Paola, her husband Gilbert, and their two small children also live in one of the rooms at the Roosevelt. Soon, they’ll be joined by the baby that Paola gave birth to prematurely just a month ago, at the Bellevue Hospital Center. He remains hospitalized until he’s discharged. The Roosevelt will become the baby’s first home. A year ago, they arrived in Houston, Texas… a place they left behind two months ago “due to lack of work.” They got a van and drove for several days until they reached New York. “I imagined that there were more possibilities here, but we’ve only been suffering from the cold. There’s no work,” Gilbert laments. The 22-year-old affirms that — beyond accommodation — he hasn’t received any kind of help or guidance from the city.

The couple has just learned that the Roosevelt Hotel plans to close its doors in June. No one had informed them. Nor is it a place they would like to stay much longer. Elon Musk claims that it’s a “luxury hotel,” but they explain that the hallways stink, there’s a lot of noise, the food isn’t good and people sometimes give them dirty looks. Still, they’re grateful to have a roof over their heads. They find it incredible that no one has come to tell them that, in a few months, they’ll have to leave. They’ve noticed fewer and fewer people coming in and out of the hotel. And their mail no longer arrives at the Roosevelt: it gets sent to a center in the Bronx.

Even though the lines of migrants camping outside the hotel are no longer visible — and even though the processing center where help was offered to undocumented immigrants is no longer functioning — Liz Garcia, the spokeswoman for City Hall, assures EL PAÍS that there are still about 2,852 people staying at the hotel. According to the dates planned by the city, they’ll have to leave in the next few months. Other spaces will also close by June: a 2,400-bed shelter in Clinton Hill is expected to close that month, as is a 1,300-bed migrant camp on the grounds of Creedmoor Psychiatric Center, in Queens.
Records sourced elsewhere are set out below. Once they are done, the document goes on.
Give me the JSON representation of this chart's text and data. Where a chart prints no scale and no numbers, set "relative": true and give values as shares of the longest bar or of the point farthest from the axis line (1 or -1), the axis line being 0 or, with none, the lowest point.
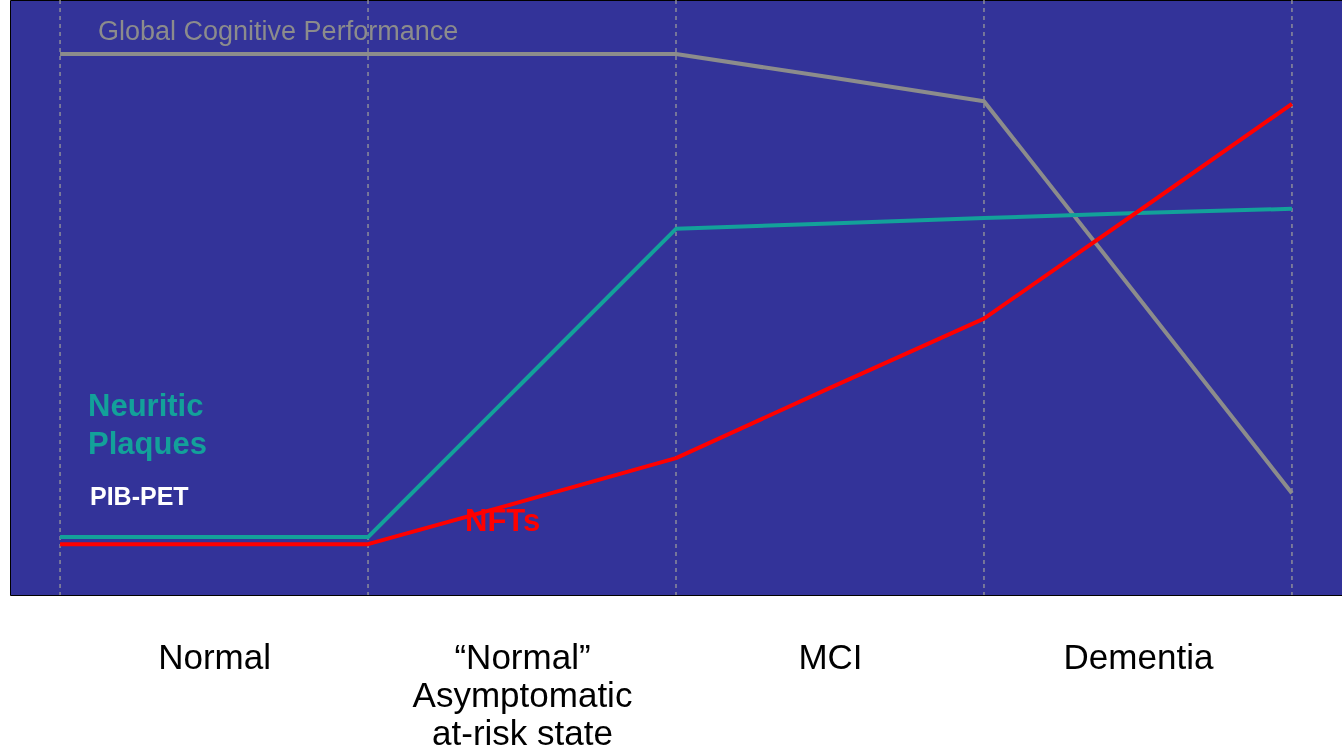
{
  "chart_data": {
    "type": "line",
    "relative": true,
    "grid": "x",
    "legend": false,
    "categories": [
      null,
      "Normal",
      null,
      "“Normal” Asymptomatic at-risk state",
      null,
      "MCI",
      null,
      "Dementia",
      null
    ],
    "series": [
      {
        "name": "Global Cognitive Performance",
        "color": "#8c8c8c",
        "values": [
          1,
          1,
          1,
          1,
          1,
          0.957,
          0.913,
          0.551,
          0.188
        ]
      },
      {
        "name": "Neuritic Plaques",
        "color": "#13a19a",
        "values": [
          0.107,
          0.107,
          0.107,
          0.392,
          0.677,
          0.687,
          0.697,
          0.706,
          0.714
        ]
      },
      {
        "name": "NFTs",
        "color": "#ff0000",
        "values": [
          0.094,
          0.094,
          0.094,
          0.173,
          0.253,
          0.383,
          0.511,
          0.709,
          0.908
        ]
      }
    ],
    "annotations": [
      "PIB-PET"
    ]
  }
}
Gleyber, 22, with his wife and children at St. Peter's Church in New York, NY

In a statement sent to El PAÍS, the Legal Aid Society and the Coalition for the Homeless expressed their dismay at the announcement of the closure of the Roosevelt Hotel and the city’s handling of the shelter crisis. “We’re very concerned that the city cannot meet its moral and legal obligations to provide safe and appropriate shelter for all those in need, especially at a time when an increasing number of New Yorkers are homeless,” they said. “The city must ensure that no one is left out in the open due to a lack of beds.”

Recently, the Federal Emergency Management Agency (FEMA) ordered the suspension of more than $80 million destined to cover housing and other services for immigrants in New York, after Musk called the conversion of some high-end hotels into shelters “illegal.” And, although many shelters have now closed — especially those located in Manhattan — the city still has to take care of some 45,000 migrants or asylum seekers. Yet, officials are already seeing an end to the crisis that began in 2022, while the Adams administration is claiming a victory, stating that the closures have saved them some $5.2 billion.